Ong they are lovely. I've always been a bit nervous by birds. I'll take a croc down anyway over a bird. 
It would be hard for me to keep one bc it's so much more beautiful to see them flying. 
But those little guys are the cutest ever! 

Check out what's new on my website... www.Homegrownscales.com

----------


## python_addict

> Ong they are lovely. I've always been a bit nervous by birds. I'll take a croc down anyway over a bird. 
> It would be hard for me to keep one bc it's so much more beautiful to see them flying. 
> But those little guys are the cutest ever! 
> 
> Check out what's new on my website... www.Homegrownscales.com


haha normally im not a fan of birds but these guys and my sun conure are just adorable but with the croc idea lol we do have an alligator haha?

----------


## mues155

Theyre getting big!
I love caring for baby birds. 
I bred cockatiels for 5 years and have taken care of congo african greys and umbrella cockatoo babies. 
Its a great experience. 
They look good!  :Good Job:

----------


## Jessica Loesch

OMG ... my dream is to have a baby macaw and  raise it up.  Lucky.

----------


## python_addict

raising them as babies is the best way to do it  :Very Happy:  thanks everyone!

----------


## Foschi Exotic Serpents

Awww they are so cute! I had a Quaker (monk) parrot that I raised from a baby years ago. He was my buddy. He was one of my many animals I had to rehome when I had to start my life over after my car accident back in 03. I miss him the most. Birds are a riot! Especially the ones that can talk.

----------


## python_addict

> Birds are a riot! Especially the ones that can talk.

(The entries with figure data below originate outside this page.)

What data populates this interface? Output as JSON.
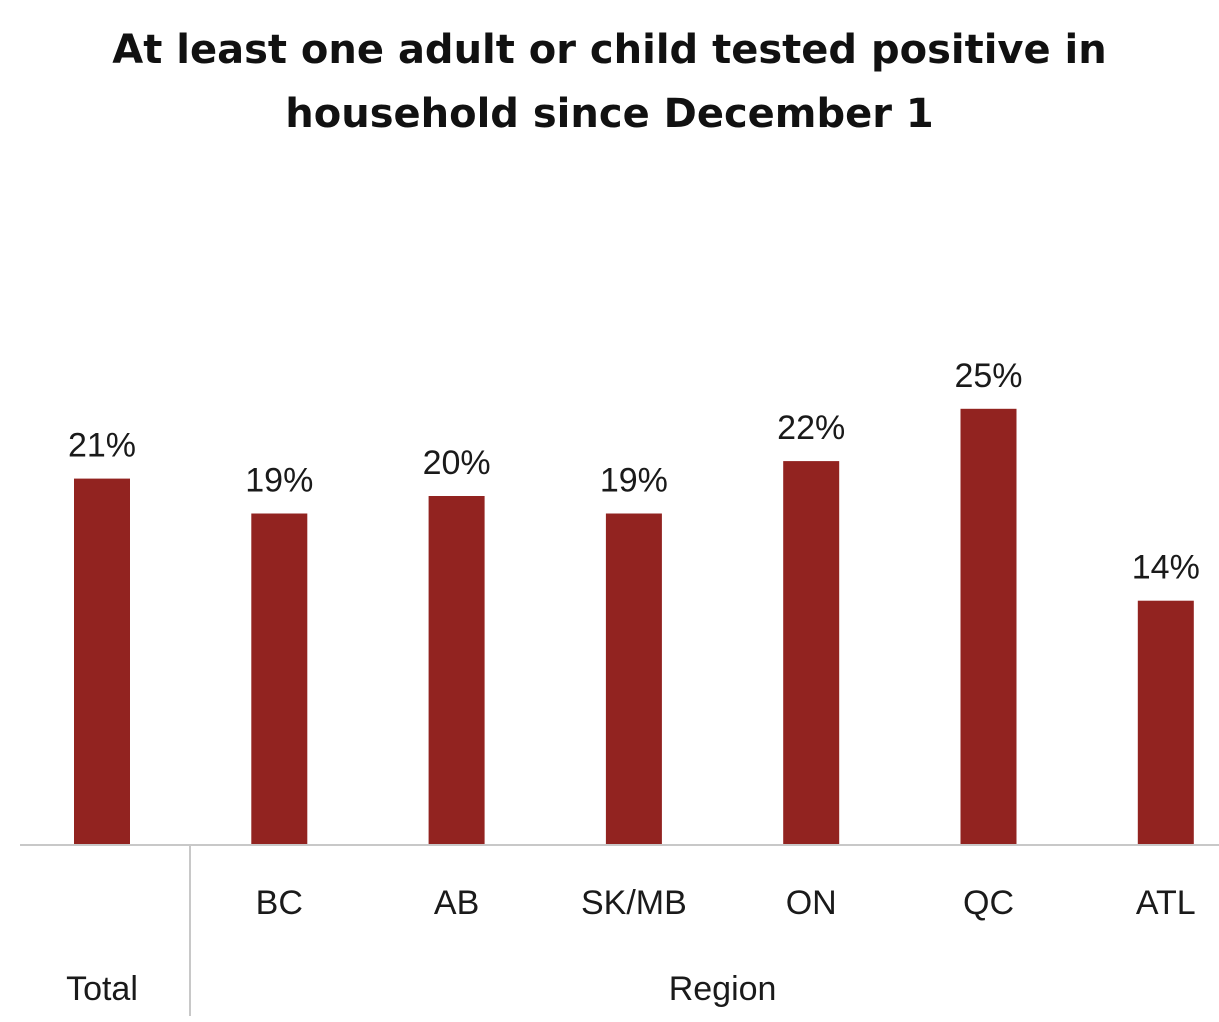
{
  "title_lines": [
    "At least one adult or child tested positive in",
    "household since December 1"
  ],
  "colors": {
    "bar": "#922320",
    "axis": "#c8c8c8",
    "text": "#1a1a1a"
  },
  "chart_data": {
    "type": "bar",
    "title": "At least one adult or child tested positive in household since December 1",
    "categories": [
      "",
      "BC",
      "AB",
      "SK/MB",
      "ON",
      "QC",
      "ATL"
    ],
    "groups": [
      {
        "label": "Total",
        "categories": [
          ""
        ]
      },
      {
        "label": "Region",
        "categories": [
          "BC",
          "AB",
          "SK/MB",
          "ON",
          "QC",
          "ATL"
        ]
      }
    ],
    "values": [
      21,
      19,
      20,
      19,
      22,
      25,
      14
    ],
    "data_labels": [
      "21%",
      "19%",
      "20%",
      "19%",
      "22%",
      "25%",
      "14%"
    ],
    "unit": "%",
    "ylim": [
      0,
      25
    ],
    "xlabel": "",
    "ylabel": "",
    "grid": false,
    "legend": "none"
  }
}
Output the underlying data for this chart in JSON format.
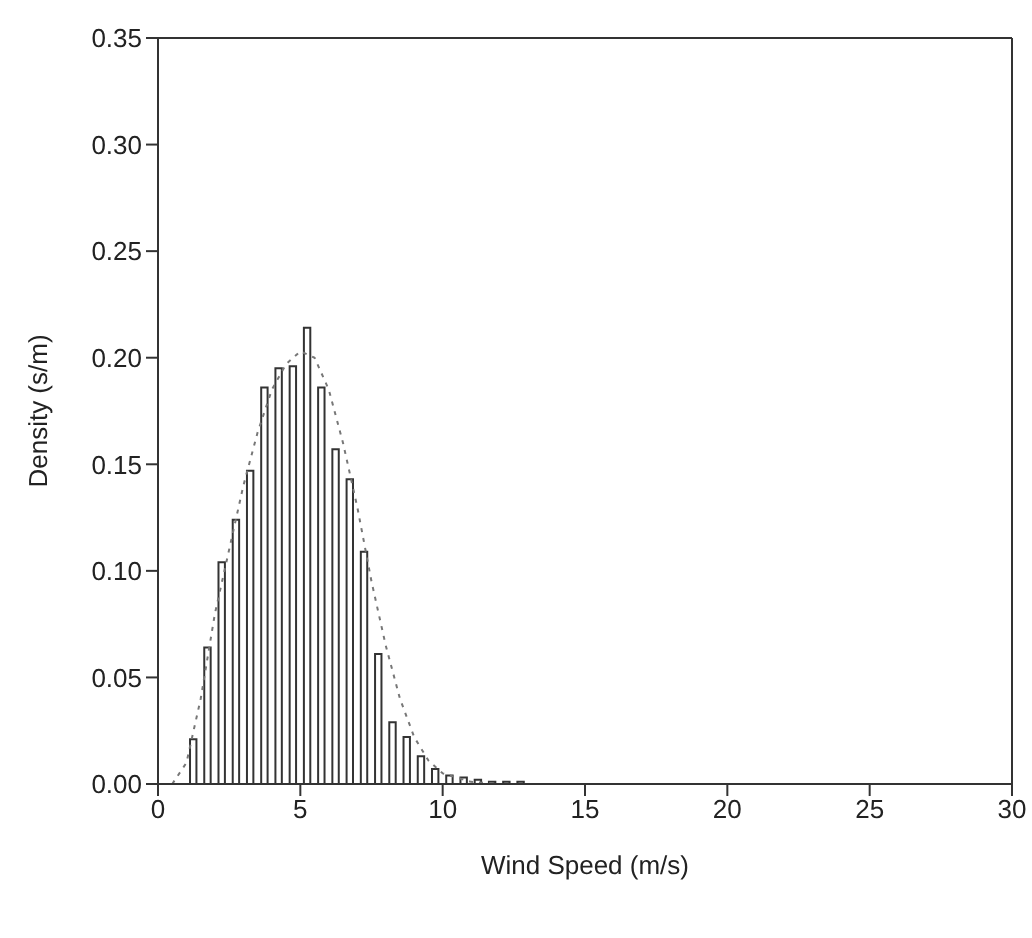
{
  "chart_data": {
    "type": "histogram",
    "xlabel": "Wind Speed (m/s)",
    "ylabel": "Density (s/m)",
    "bins": [
      1,
      1.5,
      2,
      2.5,
      3,
      3.5,
      4,
      4.5,
      5,
      5.5,
      6,
      6.5,
      7,
      7.5,
      8,
      8.5,
      9,
      9.5,
      10,
      10.5,
      11,
      11.5,
      12,
      12.5,
      13
    ],
    "values": [
      0.021,
      0.064,
      0.104,
      0.124,
      0.147,
      0.186,
      0.195,
      0.196,
      0.214,
      0.186,
      0.157,
      0.143,
      0.109,
      0.061,
      0.029,
      0.022,
      0.013,
      0.007,
      0.004,
      0.003,
      0.002,
      0.001,
      0.001,
      0.001
    ],
    "color": "#ffffff",
    "series": [
      {
        "type": "line",
        "color": "#777777",
        "line_style": "dotted",
        "x": [
          0.5,
          1,
          1.5,
          2,
          2.5,
          3,
          3.5,
          4,
          4.5,
          5,
          5.5,
          6,
          6.5,
          7,
          7.5,
          8,
          8.5,
          9,
          9.5,
          10,
          11,
          12
        ],
        "values": [
          0,
          0.01,
          0.04,
          0.08,
          0.11,
          0.14,
          0.165,
          0.185,
          0.197,
          0.203,
          0.2,
          0.185,
          0.16,
          0.13,
          0.095,
          0.065,
          0.04,
          0.022,
          0.011,
          0.005,
          0.001,
          0
        ]
      }
    ],
    "xlim": [
      0,
      30
    ],
    "xticks": [
      0,
      5,
      10,
      15,
      20,
      25,
      30
    ],
    "ylim": [
      0,
      0.35
    ],
    "yticks": [
      {
        "value": 0,
        "label": "0.00"
      },
      {
        "value": 0.05,
        "label": "0.05"
      },
      {
        "value": 0.1,
        "label": "0.10"
      },
      {
        "value": 0.15,
        "label": "0.15"
      },
      {
        "value": 0.2,
        "label": "0.20"
      },
      {
        "value": 0.25,
        "label": "0.25"
      },
      {
        "value": 0.3,
        "label": "0.30"
      },
      {
        "value": 0.35,
        "label": "0.35"
      }
    ],
    "grid": false,
    "legend": false
  }
}
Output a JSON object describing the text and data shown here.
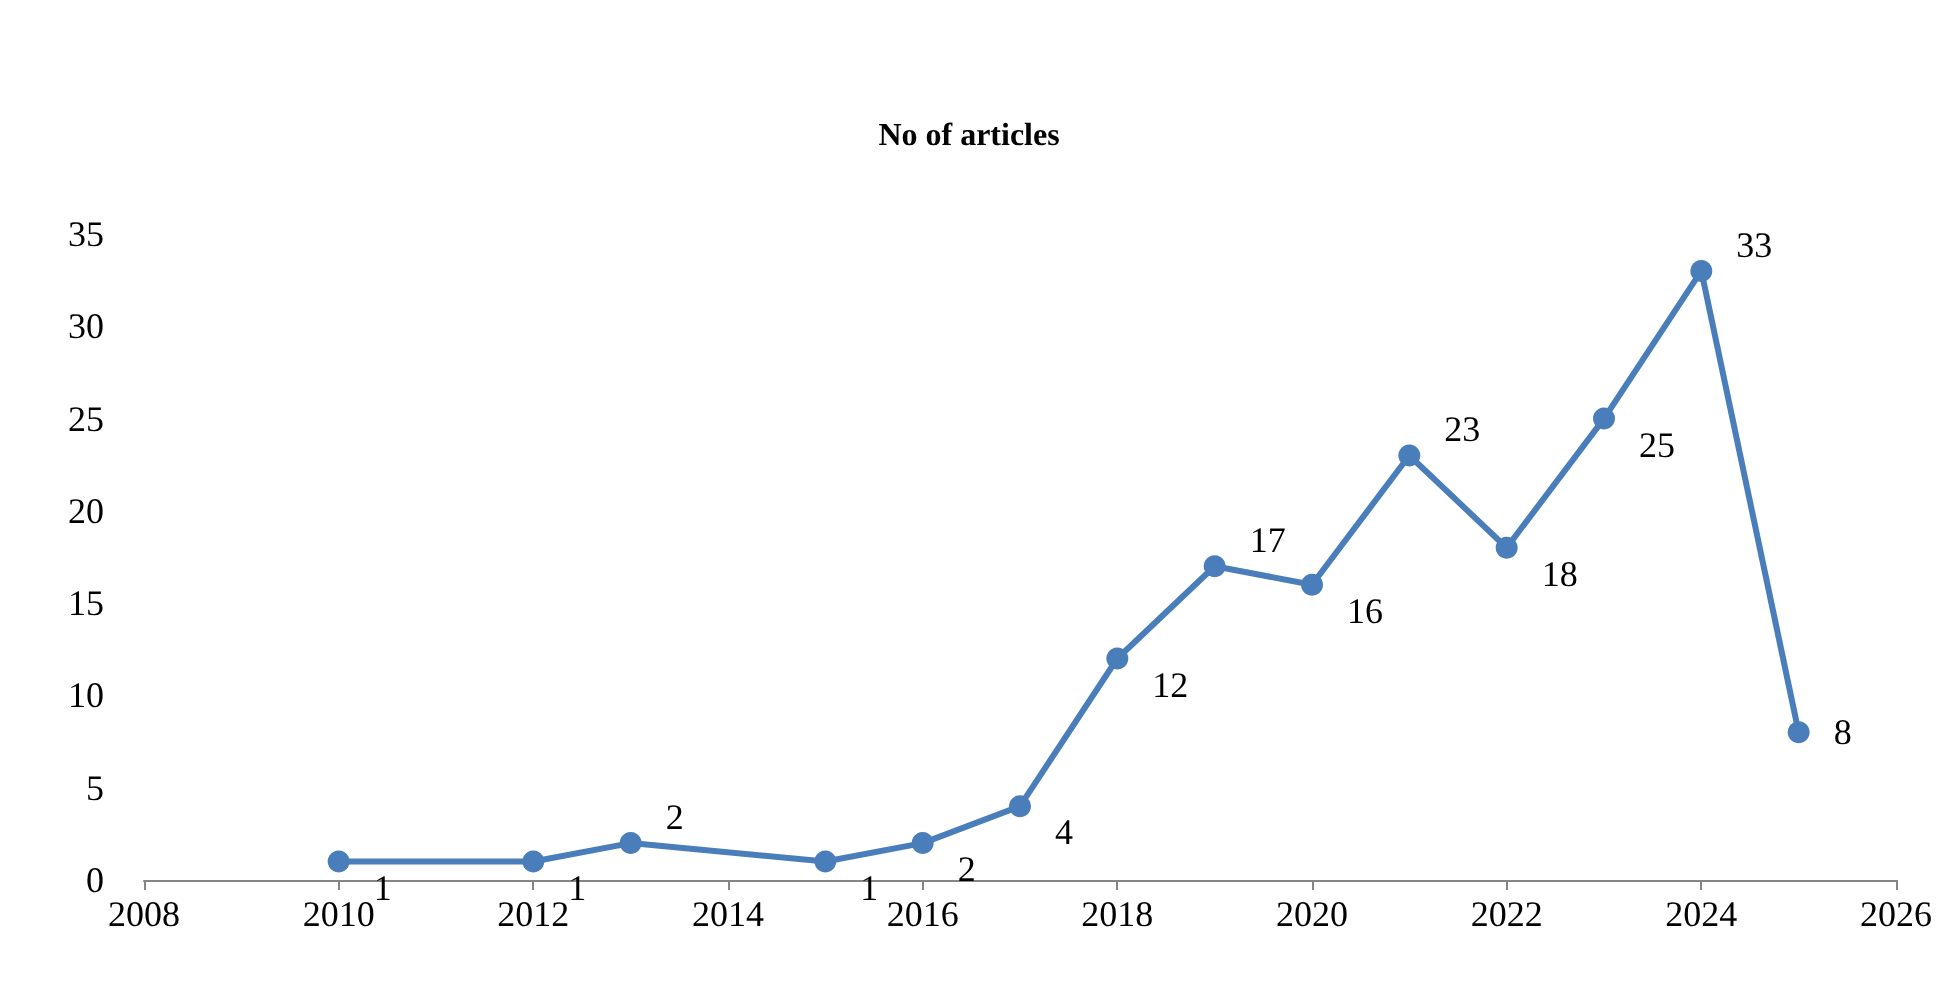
{
  "chart_data": {
    "type": "line",
    "title": "No of articles",
    "x": [
      2010,
      2012,
      2013,
      2015,
      2016,
      2017,
      2018,
      2019,
      2020,
      2021,
      2022,
      2023,
      2024,
      2025
    ],
    "series": [
      {
        "color": "#4a7ebb",
        "values": [
          1,
          1,
          2,
          1,
          2,
          4,
          12,
          17,
          16,
          23,
          18,
          25,
          33,
          8
        ]
      }
    ],
    "xlim": [
      2008,
      2026
    ],
    "xticks": [
      2008,
      2010,
      2012,
      2014,
      2016,
      2018,
      2020,
      2022,
      2024,
      2026
    ],
    "ylim": [
      0,
      35
    ],
    "yticks": [
      0,
      5,
      10,
      15,
      20,
      25,
      30,
      35
    ],
    "grid": false,
    "marker": "circle",
    "line_style": "solid",
    "data_labels": true
  }
}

Oh boy the people we bought the blue and gold macaw from had not bothered to watch their language...he says wanna fight? put 'em up all the time and when he sees you eat he says want some? also when you tickle him he says quit it lmao my favorite thing he does is if you say penguin he ruffles his feathers up and says brrrr  :Very Happy:

----------


## python_addict

The big one successfully flew for the first time today so now he wont stay still i have so many scratches on my shoulder from him learning to land haha the little one is still jumping and flapping and trying to fly also the babies got in a fight and the little ones beak was hurt horribly.....but is doing better though hes still our head bobber

----------